We are still backward. We're we're backward in the provision of facilities. We're very, very forward in the organization of events... I think we get more pleasure out of our sport, and I think we've got a wider uh variety of sports available. And sport is a is a great thing. Without sport I think the the life of the British nation would be a lot a lot poorer.
“I would never ever have wanted to have to run for money. I mean, you know, it was all right getting paid for running, but actually to to have to run to pay your mortgage and be you know, if you finish first then you can live for the next year and if you don't then I don't know.”
“I'm much more interested in talking about a guy who lives in Inverness or Glasgow or Newcastle or Birmingham or Manchester, looking at that thing on television, getting him off his backside and saying, I'm going to be in that and going in it l yeah later.
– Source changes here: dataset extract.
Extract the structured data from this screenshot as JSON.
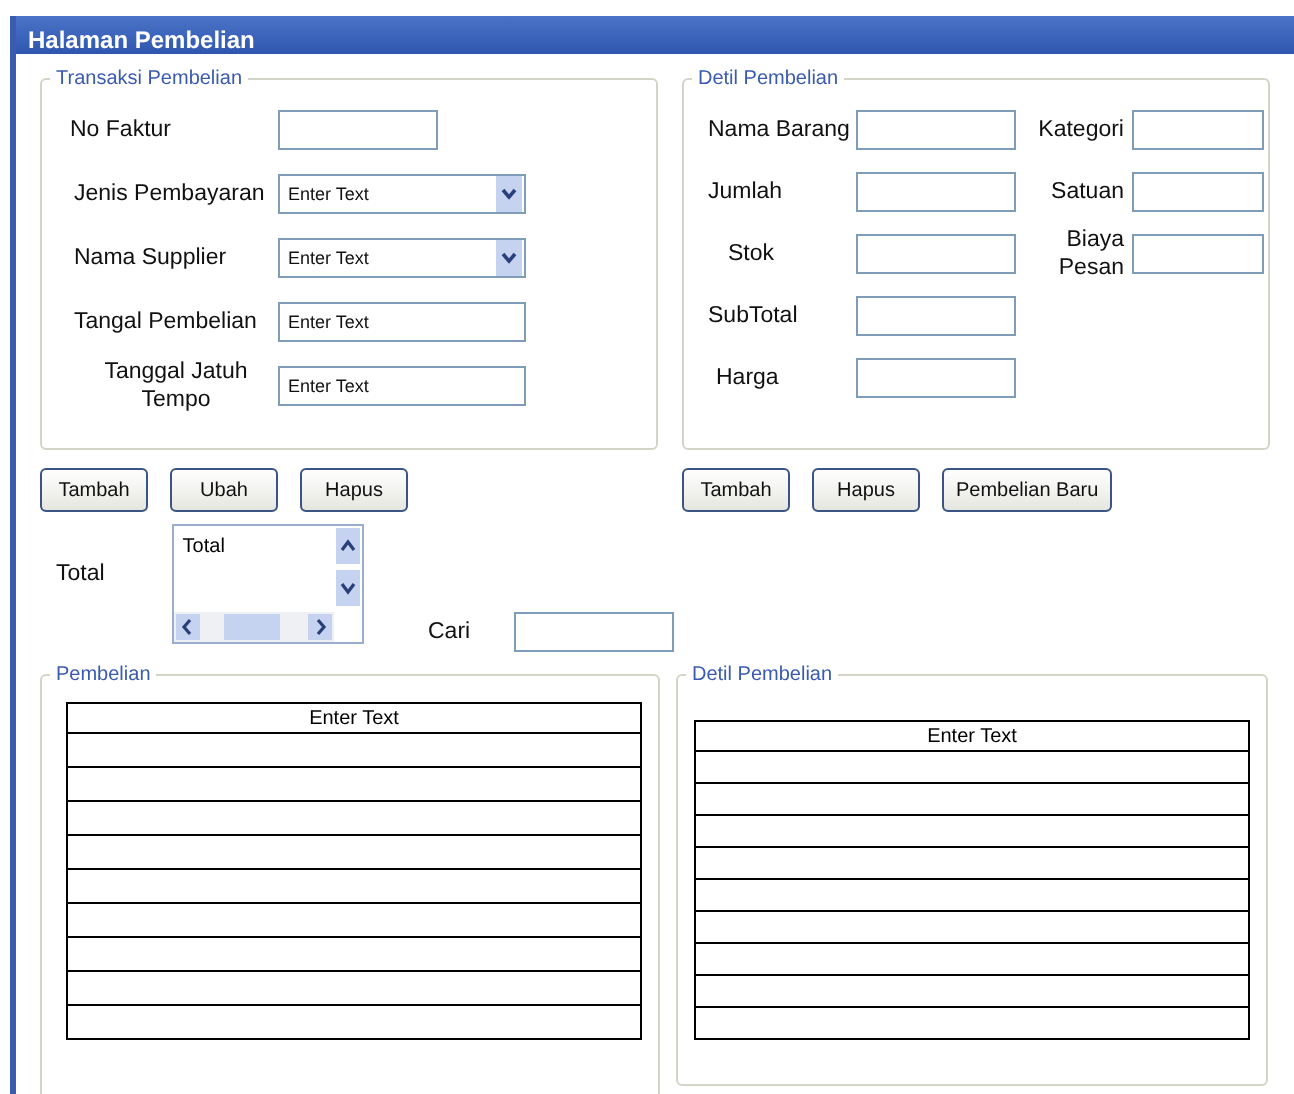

That to me is a much better story than you know who's the biggest guy who can throw the shot furthest and who took the most drugs, you know.”
“I might be sitting here, I might be the best table tennis player the world's ever seen, but I don't know because I never tried, I never bothered, nobody ever in you know, got me interested in it.”
“I never taught them some of the things that I had to offer, which were things like Never Give Up on a Dream. And if you have a dream, then go for it. And there's nothing wrong in that. And sometimes people and kids and generations should be reminded it's good to dream and it's good to try and fulfil a dream.”